Moore, a proponent of easier monetary policy, believes the Fed should not be worried about stronger economic growth causing out-of-control inflation. “This is what my whole [Fed] campaign was about — that growth does not cause inflation.”
On “Squawk Box, ” Moore said the Fed’s quarter-point rate hike in December — the fourth such move of 2018 and at a time when markets were collapsing — was “unnecessary,” arguing that policymakers ought to reverse that decision.
Trump last month, in his most brazen attack yet on the central bank, called for a 1 percentage point rate reduction and money-printing quantitative easing. The president has expressed concerns that higher borrowing costs and balance sheet roll-offs could hurt economic growth, which he views, along with the stock market, as a benchmark of success for his fiscal policies.
Calls for a rate cut, which the markets seem to think is more and more likely as the Fed’s next move, come even as first-quarter growth came in at a robust 3.2%. Traditional monetary theory holds that stronger economic growth can stoke inflation, leading historically to the Fed increasing rates to hold price pressures at bay.

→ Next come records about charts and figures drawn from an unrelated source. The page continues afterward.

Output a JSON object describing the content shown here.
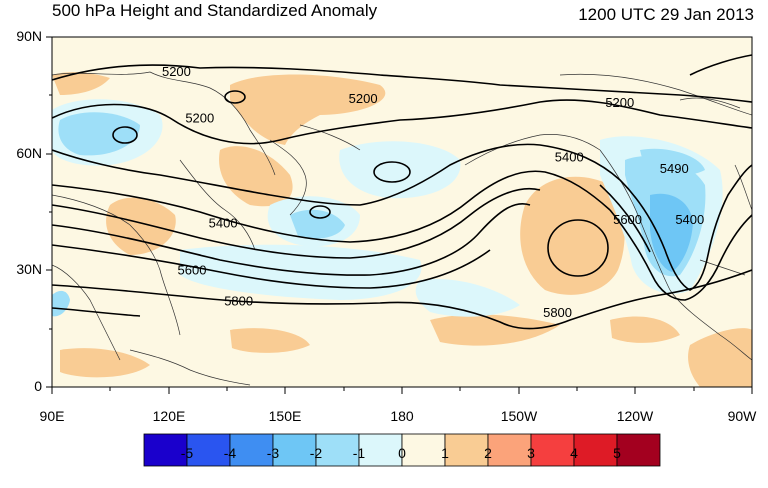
{
  "header": {
    "title": "500 hPa Height and Standardized Anomaly",
    "timestamp": "1200 UTC 29 Jan 2013"
  },
  "axes": {
    "lat_ticks": [
      {
        "label": "90N",
        "lat": 90
      },
      {
        "label": "60N",
        "lat": 60
      },
      {
        "label": "30N",
        "lat": 30
      },
      {
        "label": "0",
        "lat": 0
      }
    ],
    "lon_ticks": [
      {
        "label": "90E",
        "lon": 90
      },
      {
        "label": "120E",
        "lon": 120
      },
      {
        "label": "150E",
        "lon": 150
      },
      {
        "label": "180",
        "lon": 180
      },
      {
        "label": "150W",
        "lon": 210
      },
      {
        "label": "120W",
        "lon": 240
      },
      {
        "label": "90W",
        "lon": 270
      }
    ]
  },
  "contour_labels": [
    {
      "text": "5200",
      "lon": 122,
      "lat": 81
    },
    {
      "text": "5200",
      "lon": 170,
      "lat": 74
    },
    {
      "text": "5200",
      "lon": 236,
      "lat": 73
    },
    {
      "text": "5200",
      "lon": 128,
      "lat": 69
    },
    {
      "text": "5400",
      "lon": 223,
      "lat": 59
    },
    {
      "text": "5400",
      "lon": 134,
      "lat": 42
    },
    {
      "text": "5400",
      "lon": 254,
      "lat": 43
    },
    {
      "text": "5490",
      "lon": 250,
      "lat": 56
    },
    {
      "text": "5600",
      "lon": 126,
      "lat": 30
    },
    {
      "text": "5600",
      "lon": 238,
      "lat": 43
    },
    {
      "text": "5800",
      "lon": 138,
      "lat": 22
    },
    {
      "text": "5800",
      "lon": 220,
      "lat": 19
    }
  ],
  "colorbar": {
    "colors": [
      "#1a00cc",
      "#2a55f0",
      "#3f8ef2",
      "#6ec6f5",
      "#9edff8",
      "#dcf7fb",
      "#fdf8e3",
      "#f9cc94",
      "#fba37a",
      "#f53f3f",
      "#de1b26",
      "#a3001f"
    ],
    "labels": [
      "-5",
      "-4",
      "-3",
      "-2",
      "-1",
      "0",
      "1",
      "2",
      "3",
      "4",
      "5"
    ]
  },
  "legend_colors": {
    "background": "#fdf8e3",
    "pos_anomaly": "#f9cc94",
    "neg_anomaly_1": "#dcf7fb",
    "neg_anomaly_2": "#9edff8",
    "neg_anomaly_3": "#6ec6f5"
  }
}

At the beginning of May, the Fed voted to hold rates steady. Fed Chairman Jerome Powell, at his post-meeting news conference, appeared to put cold water on a rate cut, calling the factors that drove inflation lower “transient.”
On the escalating U.S.-China trade war, Moore contended “tariffs are taxes” and questioned whether the president should have the power to implement tariffs.
With trade talks stalling, the Trump administration last week increased duties on $200 billion worth of Chinese products from 10% to 25%. China on Monday retaliated with tariff hikes on U.S. goods. Then, on Wednesday, the president declared a national emergency over threats against U.S. technology, effectively blacklisting Chinese telecom giant Huawei from doing business with American firms.
“I don’t think that the Fed is going to be able to counteract” the impacts of the U.S.-China trade dispute by cutting rates, Moore said.